Quais cuidados devo ter ao usar o Volcis?
Besilato de Cisatracúrio paralisa a musculatura respiratória, assim como outros músculos esqueléticos, mas não tem efeito conhecido na consciência ou no limiar de dor. Besilato de Cisatracúrio injetável deve ser administrado somente por ou sob a supervisão de um anestesista ou médicos de outra especialidade familiarizados com o uso e a ação de agentes bloqueadores neuromusculares. Devem estar à disposição equipamentos para intubação orotraqueal, manutenção da ventilação pulmonar e oxigenação arterial adequada. Deve-se ter cuidado ao se administrar
Besilato de Cisatracúrio a pacientes que apresentaram hipersensibilidade a outros bloqueadores neuromusculares, pois foram reportadas altas taxas de sensibilidade cruzada (superior a 50%) entre agentes bloqueadores neuromusculares.
Besilato de Cisatracúrio não apresenta propriedades vagolíticas ou de bloqueio ganglionar. Como consequência, Besilato de Cisatracúrio não exerce efeito significativo sobre a frequência cardíaca e não irá compensar a bradicardia produzida por vários agentes anestésicos ou pela estimulação vagal durante a cirurgia.
Pacientes com miastenia gravis e outras doenças neuromusculares apresentaram grande aumento da sensibilidade a agentes bloqueadores não-despolarizantes. Uma dose inicial de não mais do que 0,02 mg/kg de Besilato de Cisatracúrio é recomendada para esses pacientes.
Graves alterações ácido-base e/ou hidroeletrolíticas podem aumentar ou diminuir a sensibilidade dos pacientes aos bloqueadores neuromusculares.
Besilato de Cisatracúrio não foi estudado em pacientes com histórico de hipertermia maligna. Estudos realizados em porcos suscetíveis à hipertermia maligna indicaram que Besilato de Cisatracúrio não induz essa síndrome.
Besilato de Cisatracúrio não foi estudado em pacientes queimados. Entretanto, como acontece com outros bloqueadores neuromusculares nãodespolarizantes, deve-se obrigatoriamente considerar a possível necessidade de aumento da dose e a redução da duração da ação quando Besilato de Cisatracúrio for administrado a esses pacientes.
Besilato de Cisatracúrio injetável é hipotônico e não deve ser administrado na mesma linha de infusão de transfusão de sangue.
Pacientes em UTI
Quando administrado a animais de laboratório em altas doses, a laudanosina, um metabólito do cisatracúrio e do atracúrio, foi associada à hipotensão transitória e, em algumas espécies, a efeitos cerebrais excitatórios.

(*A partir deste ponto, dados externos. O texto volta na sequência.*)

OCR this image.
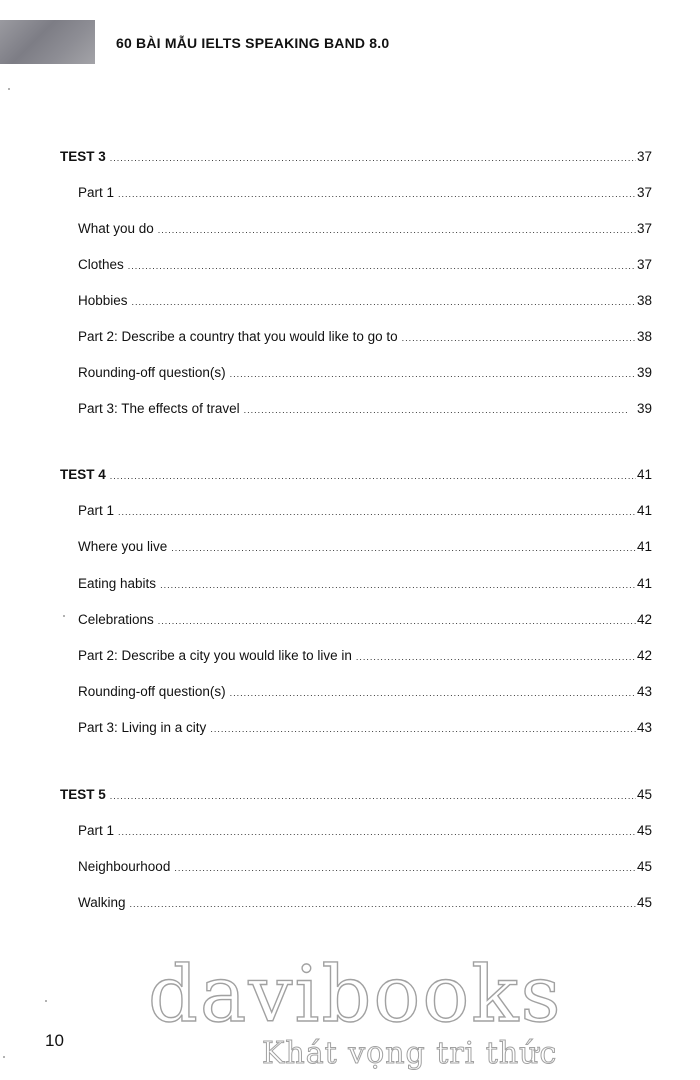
60 BÀI MẪU IELTS SPEAKING BAND 8.0
TEST 3 .....	37
Part 1 .....	37
What you do .....	37
Clothes .....	37
Hobbies .....	38
Part 2: Describe a country that you would like to go to .....	38
Rounding-off question(s) .....	39
Part 3: The effects of travel .....	39
TEST 4 .....	41
Part 1 .....	41
Where you live .....	41
Eating habits .....	41
Celebrations .....	42
Part 2: Describe a city you would like to live in .....	42
Rounding-off question(s) .....	43
Part 3: Living in a city .....	43
TEST 5 .....	45
Part 1 .....	45
Neighbourhood .....	45
Walking .....	45
davibooks
Khát vọng tri thức
10
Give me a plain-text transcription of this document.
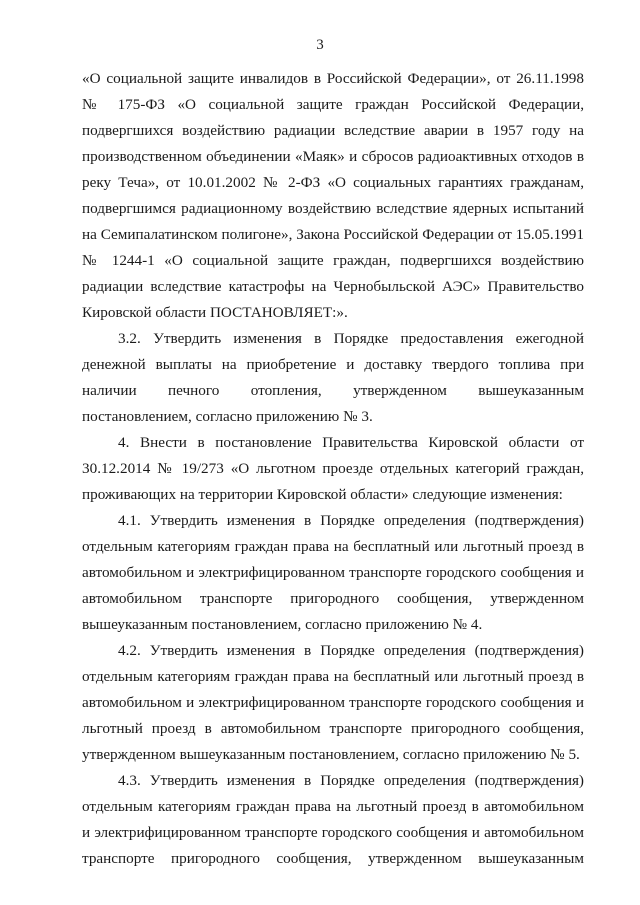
3

«О социальной защите инвалидов в Российской Федерации», от 26.11.1998 № 175-ФЗ «О социальной защите граждан Российской Федерации, подвергшихся воздействию радиации вследствие аварии в 1957 году на производственном объединении «Маяк» и сбросов радиоактивных отходов в реку Теча», от 10.01.2002 № 2-ФЗ «О социальных гарантиях гражданам, подвергшимся радиационному воздействию вследствие ядерных испытаний на Семипалатинском полигоне», Закона Российской Федерации от 15.05.1991 № 1244-1 «О социальной защите граждан, подвергшихся воздействию радиации вследствие катастрофы на Чернобыльской АЭС» Правительство Кировской области ПОСТАНОВЛЯЕТ:».

3.2. Утвердить изменения в Порядке предоставления ежегодной денежной выплаты на приобретение и доставку твердого топлива при наличии печного отопления, утвержденном вышеуказанным постановлением, согласно приложению № 3.

4. Внести в постановление Правительства Кировской области от 30.12.2014 № 19/273 «О льготном проезде отдельных категорий граждан, проживающих на территории Кировской области» следующие изменения:

4.1. Утвердить изменения в Порядке определения (подтверждения) отдельным категориям граждан права на бесплатный или льготный проезд в автомобильном и электрифицированном транспорте городского сообщения и автомобильном транспорте пригородного сообщения, утвержденном вышеуказанным постановлением, согласно приложению № 4.

4.2. Утвердить изменения в Порядке определения (подтверждения) отдельным категориям граждан права на бесплатный или льготный проезд в автомобильном и электрифицированном транспорте городского сообщения и льготный проезд в автомобильном транспорте пригородного сообщения, утвержденном вышеуказанным постановлением, согласно приложению № 5.

4.3. Утвердить изменения в Порядке определения (подтверждения) отдельным категориям граждан права на льготный проезд в автомобильном и электрифицированном транспорте городского сообщения и автомобильном транспорте пригородного сообщения, утвержденном вышеуказанным
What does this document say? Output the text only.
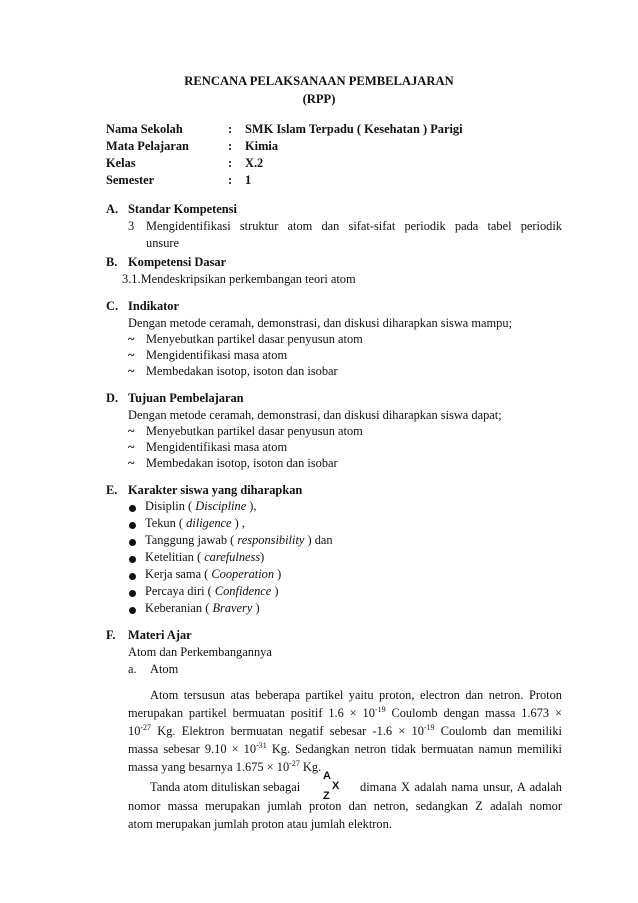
RENCANA PELAKSANAAN PEMBELAJARAN
(RPP)
Nama Sekolah	: SMK Islam Terpadu ( Kesehatan ) Parigi
Mata Pelajaran	: Kimia
Kelas	: X.2
Semester	: 1
A. Standar Kompetensi
3 Mengidentifikasi struktur atom dan sifat-sifat periodik pada tabel periodik
unsure
B. Kompetensi Dasar
3.1.Mendeskripsikan perkembangan teori atom
C. Indikator
Dengan metode ceramah, demonstrasi, dan diskusi diharapkan siswa mampu;
~ Menyebutkan partikel dasar penyusun atom
~ Mengidentifikasi masa atom
~ Membedakan isotop, isoton dan isobar
D. Tujuan Pembelajaran
Dengan metode ceramah, demonstrasi, dan diskusi diharapkan siswa dapat;
~ Menyebutkan partikel dasar penyusun atom
~ Mengidentifikasi masa atom
~ Membedakan isotop, isoton dan isobar
E. Karakter siswa yang diharapkan
Disiplin ( Discipline ),
Tekun ( diligence ) ,
Tanggung jawab ( responsibility ) dan
Ketelitian ( carefulness)
Kerja sama ( Cooperation )
Percaya diri ( Confidence )
Keberanian ( Bravery )
F. Materi Ajar
Atom dan Perkembangannya
a. Atom
Atom tersusun atas beberapa partikel yaitu proton, electron dan netron. Proton
merupakan partikel bermuatan positif $1.6 \times 10^{-19}$ Coulomb dengan massa 1.673 ×
$10^{-27}$ Kg. Elektron bermuatan negatif sebesar $-1.6 \times 10^{-19}$ Coulomb dan memiliki
massa sebesar $9.10 \times 10^{-31}$ Kg. Sedangkan netron tidak bermuatan namun memiliki
massa yang besarnya $1.675 \times 10^{-27}$ Kg.
Tanda atom dituliskan sebagai
A
X
Z
dimana X adalah nama unsur, A adalah
nomor massa merupakan jumlah proton dan netron, sedangkan Z adalah nomor
atom merupakan jumlah proton atau jumlah elektron.
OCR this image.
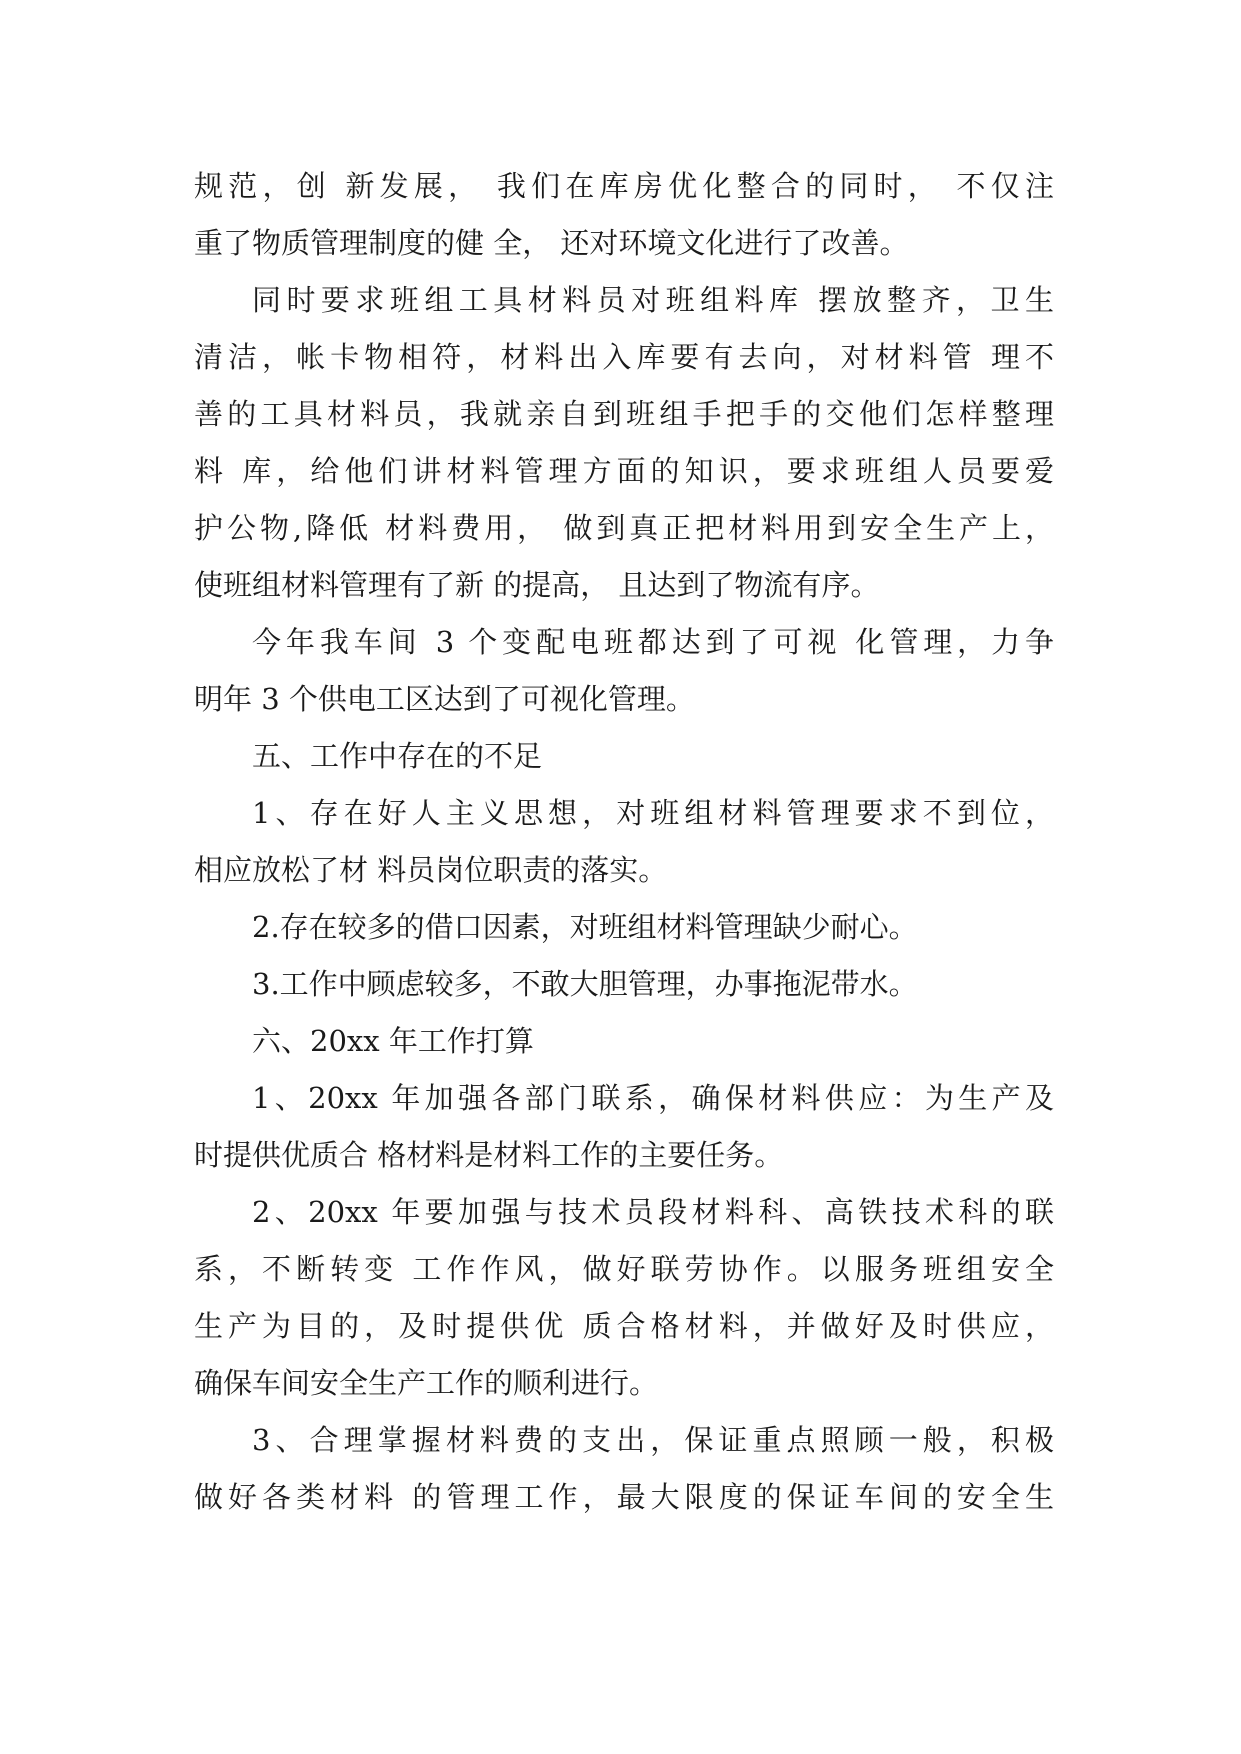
规范，创 新发展， 我们在库房优化整合的同时， 不仅注
重了物质管理制度的健 全， 还对环境文化进行了改善。
同时要求班组工具材料员对班组料库 摆放整齐，卫生
清洁，帐卡物相符，材料出入库要有去向，对材料管 理不
善的工具材料员，我就亲自到班组手把手的交他们怎样整理
料 库，给他们讲材料管理方面的知识，要求班组人员要爱
护公物,降低 材料费用， 做到真正把材料用到安全生产上，
使班组材料管理有了新 的提高， 且达到了物流有序。
今年我车间 3 个变配电班都达到了可视 化管理，力争
明年 3 个供电工区达到了可视化管理。
五、工作中存在的不足
1、存在好人主义思想，对班组材料管理要求不到位，
相应放松了材 料员岗位职责的落实。
2.存在较多的借口因素，对班组材料管理缺少耐心。
3.工作中顾虑较多，不敢大胆管理，办事拖泥带水。
六、20xx 年工作打算
1、20xx 年加强各部门联系，确保材料供应：为生产及
时提供优质合 格材料是材料工作的主要任务。
2、20xx 年要加强与技术员段材料科、高铁技术科的联
系，不断转变 工作作风，做好联劳协作。以服务班组安全
生产为目的，及时提供优 质合格材料，并做好及时供应，
确保车间安全生产工作的顺利进行。
3、合理掌握材料费的支出，保证重点照顾一般，积极
做好各类材料 的管理工作，最大限度的保证车间的安全生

Devido à menor necessidade de infusão de Besilato de Cisatracúrio , as concentrações plasmáticas de laudanosina correspondem, aproximadamente, a um terço (1/3) daquelas encontradas após a infusão do atracúrio.
Houve raros relatos de convulsões em pacientes em UTI que receberam atracúrio e outros agentes. Esses pacientes geralmente apresentavam uma ou mais condições clínicas que predispõem a convulsões (por exemplo, traumatismo craniano, encefalopatia hipóxica, edema cerebral, encefalite viral, uremia).
Não foi estabelecida relação causal com a laudanosina.
Mutagenicidade e carcinogenicidade
O risco mutagênico para pacientes submetidos a relaxamento muscular com Besilato de Cisatracúrio é considerado insignificante.
Não foram realizados estudos de carcinogenicidade.
Efeitos sobre a capacidade de dirigir veículos e operar máquinas
Estas precauções não são relevantes em relação a Besilato de Cisatracúrio .
Besilato de Cisatracúrio será sempre usado em combinação com o anestésico geral e, consequentemente, precauções usuais relativas à realização de tarefas após anestesia geral são aplicadas.
Gravidez e lactação
Estudos de fertilidade não foram conduzidos.
Estudos em animais indicaram que o cisatracúrio não exerce efeitos adversos sobre o desenvolvimento fetal.
Besilato de Cisatracúrio somente deve ser administrado durante a gravidez se o benefício para a mãe for maior do que qualquer possível risco para o feto.
Não se sabe se o cisatracúrio ou seus metabólitos são excretados no leite materno.
Categoria B de risco na gravidez.
Este medicamento não deve ser utilizando por mulheres grávidas sem orientação médica ou do cirurgião-dentista.